The further along Hal and I go in our relationship, the more I feel as though I’ve been lying by neglecting to disclose this, as though I’ve betrayed Hal by allowing him to court me when he doesn’t know the full truth of me.

I can’t quite stifle the unpleasant feeling that I’m not worthy of his kindness, nor can I silence the voice telling me I should not accept his generosity when he doesn’t in fact know the true me.

Had I met Hal before Stan, had I been able to follow a straightforward courtship with him, I could have been a respectable girl and an unhesitating bride.

If not a smoldering passion, I do feel a fondness for him bordering on warm affection.

In time, my feelings of friendship for Hal could certainly deepen to devotion and attachment.

But Stan has ruined that chance for me. Because if I were to share the truth of who I actually am with Hal, he would likely not want me.

I’m still frowning, still in a lather over all of this when I barge into the suite. I don’t even notice them until I’ve swept inside and shut the front door: there, on the couch, seated with my mother, is Stanley Pierce.

But Mamma is not on the couch. Mamma is on Stan, on his lap. They both scramble at the disturbance of my entry, both turn toward the doorway, and me before it, at the same time. And then they freeze, a most unseemly tableau. I feel a noose tighten around my neck.

“Oh, Florence…” Mamma hops off Stan’s lap, rustling the folds of her skirt around her legs. “We weren’t expecting…You’re earlier than I thought.”

“I can see I’ve disturbed you,” I say, my voice toneless, body unmoving.

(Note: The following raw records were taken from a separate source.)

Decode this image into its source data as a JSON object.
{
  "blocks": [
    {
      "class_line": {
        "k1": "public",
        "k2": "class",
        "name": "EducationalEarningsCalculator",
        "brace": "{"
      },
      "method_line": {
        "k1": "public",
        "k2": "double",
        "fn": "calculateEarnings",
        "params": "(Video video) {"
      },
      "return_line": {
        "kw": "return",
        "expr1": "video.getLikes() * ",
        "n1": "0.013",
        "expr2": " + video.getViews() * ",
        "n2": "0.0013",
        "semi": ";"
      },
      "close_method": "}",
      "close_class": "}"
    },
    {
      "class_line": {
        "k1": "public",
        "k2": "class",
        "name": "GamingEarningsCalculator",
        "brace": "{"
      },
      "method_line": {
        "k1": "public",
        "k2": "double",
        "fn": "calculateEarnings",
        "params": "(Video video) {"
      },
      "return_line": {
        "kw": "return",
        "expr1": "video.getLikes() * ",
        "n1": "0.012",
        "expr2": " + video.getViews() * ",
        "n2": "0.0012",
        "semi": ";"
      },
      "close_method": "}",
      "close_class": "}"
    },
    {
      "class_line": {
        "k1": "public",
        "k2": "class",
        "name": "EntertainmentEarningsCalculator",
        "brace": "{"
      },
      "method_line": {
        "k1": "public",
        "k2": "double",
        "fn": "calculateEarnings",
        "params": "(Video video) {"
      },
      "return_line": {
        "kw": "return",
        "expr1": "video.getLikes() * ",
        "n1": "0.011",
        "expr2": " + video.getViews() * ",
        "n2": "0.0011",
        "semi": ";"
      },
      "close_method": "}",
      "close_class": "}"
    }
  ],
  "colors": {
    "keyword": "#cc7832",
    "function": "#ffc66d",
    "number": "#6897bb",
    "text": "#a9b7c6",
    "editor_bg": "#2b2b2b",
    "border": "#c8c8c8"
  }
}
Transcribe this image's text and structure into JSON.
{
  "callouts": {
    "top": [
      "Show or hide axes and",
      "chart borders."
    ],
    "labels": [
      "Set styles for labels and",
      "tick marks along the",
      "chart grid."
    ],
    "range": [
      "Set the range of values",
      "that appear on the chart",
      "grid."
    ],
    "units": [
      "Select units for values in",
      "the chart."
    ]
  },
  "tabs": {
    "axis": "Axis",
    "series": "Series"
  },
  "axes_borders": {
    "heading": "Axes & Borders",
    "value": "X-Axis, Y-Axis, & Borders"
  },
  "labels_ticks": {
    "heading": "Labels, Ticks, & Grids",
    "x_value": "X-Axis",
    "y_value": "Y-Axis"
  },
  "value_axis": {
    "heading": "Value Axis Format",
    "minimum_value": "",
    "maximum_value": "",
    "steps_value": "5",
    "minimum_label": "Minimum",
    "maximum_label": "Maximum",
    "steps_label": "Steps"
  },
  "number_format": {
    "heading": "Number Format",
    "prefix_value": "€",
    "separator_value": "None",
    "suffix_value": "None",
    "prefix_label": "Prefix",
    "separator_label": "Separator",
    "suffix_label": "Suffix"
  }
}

“Oh, don’t let’s have a scene…. Must you…?” And then Mamma does what she does best: she takes her skirts into her two fists, and she flees. She hurries into her bedchamber and slams the door, leaving me behind with only Stan and the torturous thoughts whirling inside of me.

My eyes bore into him. “You are carrying on with my mamma?”

Stan retrieves his pocket watch, as though bored. “No, Kitten.”

His disinterest only sharpens the blade of my fury. I walk farther into the room, slowly. “Funny, ain’t it, how I have a hard time believing you?”

Stan shrugs. “Too old.”

I narrow my eyes. “Begging pardon?”

He meets my stare now, his own gaze direct, even a bit defiant. “Believe me, I could have. She was interested long before you were. But she’s not the right age for me.”

I rasp out a laugh, a hollow, gravelly sound. “Well, she certainly isn’t the right age to be sitting on your lap for a bedtime story. So then I’m wondering what it is that I just saw.”

“I’m throwing her crumbs. She’s so lonely. And she’s no idiot—Mother knows you’re playing a terribly risky game, taunting me to throw it all away, everything the two of you have. So I suppose your stalwart mother simply wanted to make sure I was, well…satisfied.”

“Get out.” I walk back to the door and open it, looking away from Stan.

I can’t bear another moment of this. I doubt I shall ever be able to look at him again.

The clarity hardens within me: I need to be done with this man.

I need both of us to be done with him. Stan, Mamma, me—this unholy trinity that I’ve allowed to linger on for far too long, it’s rotten and it reeks more with each day.

Whatever we once had that worked, it’s ruined. I need to rescue Mamma—and myself.

And suddenly, the proposition that seemed so impossible merely an hour ago—and my certainty that I had to decline it—has shifted, and I’m willing, in spite of all my hesitations and fears, to take a leap. Even to cross an ocean.